Silent lacunae. These were visible as focal lesions (diameter > 3 mm), with approximately the same intensity as cerebrospinal fluid on MRI .
Intra-rater reliability (kappa) tests were carried out on 20 stroke patients with the same MRI rater. The intra-rater agreements for the MRI measurements were good to excellent: volume of infarction-ICC: 0.82; WMLs: 0.86; MTLA: 0.86; microbleeds: 0.80; silent lacunae: 0.83.

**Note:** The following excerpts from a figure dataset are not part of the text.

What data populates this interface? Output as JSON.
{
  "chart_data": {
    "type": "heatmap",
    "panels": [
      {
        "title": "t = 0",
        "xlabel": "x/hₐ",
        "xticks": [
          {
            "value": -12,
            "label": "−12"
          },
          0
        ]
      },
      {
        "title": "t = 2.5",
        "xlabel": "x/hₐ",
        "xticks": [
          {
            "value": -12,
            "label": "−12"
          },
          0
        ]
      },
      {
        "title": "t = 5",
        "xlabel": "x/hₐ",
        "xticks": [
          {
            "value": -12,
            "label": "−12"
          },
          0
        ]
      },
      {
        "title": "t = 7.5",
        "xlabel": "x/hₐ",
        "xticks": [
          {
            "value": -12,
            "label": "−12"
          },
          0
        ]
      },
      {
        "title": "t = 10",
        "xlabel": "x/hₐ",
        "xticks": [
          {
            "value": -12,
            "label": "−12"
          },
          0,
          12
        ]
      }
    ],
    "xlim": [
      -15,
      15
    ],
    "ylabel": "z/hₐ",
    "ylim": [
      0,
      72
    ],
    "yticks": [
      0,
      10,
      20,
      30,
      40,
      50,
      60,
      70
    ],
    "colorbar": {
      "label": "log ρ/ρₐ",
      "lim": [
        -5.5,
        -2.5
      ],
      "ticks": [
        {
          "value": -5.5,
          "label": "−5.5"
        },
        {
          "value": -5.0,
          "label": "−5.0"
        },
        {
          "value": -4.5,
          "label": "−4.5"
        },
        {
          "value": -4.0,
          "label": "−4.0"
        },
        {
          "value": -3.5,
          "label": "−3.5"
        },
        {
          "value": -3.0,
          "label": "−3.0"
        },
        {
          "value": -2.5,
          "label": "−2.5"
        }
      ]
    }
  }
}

Statistical analyses were performed using SPSS for Windows (v24.0, SPSS Inc., Chicago, IL, USA). Descriptive data are presented as proportions, means, or medians, as appropriate. To reduce the lack of randomization, we conducted a propensity score analysis using the SPSS custom dialog. Before matching, we performed a univariate analysis to compare variables between patients with and without END. The propensity score was then developed using a logistic regression model in which the variables with p < 0.05 in the univariate analysis were entered. After estimating the propensity score, we matched participants using a simple 1:1 matching. After matching was completed, the two matched groups with and without END were compared. Logistic regression models were performed to analyze the relationship between multiple outcomes and END, based on the matched data. In the multivariate logistic regression analyses, the poor outcomes served as dependent variables, while END and other confounding factors served as independent variables. The odds ratio (OR) of END was interpreted as the risk of poor outcomes. The significance level was set at p < 0.05 (two-sided).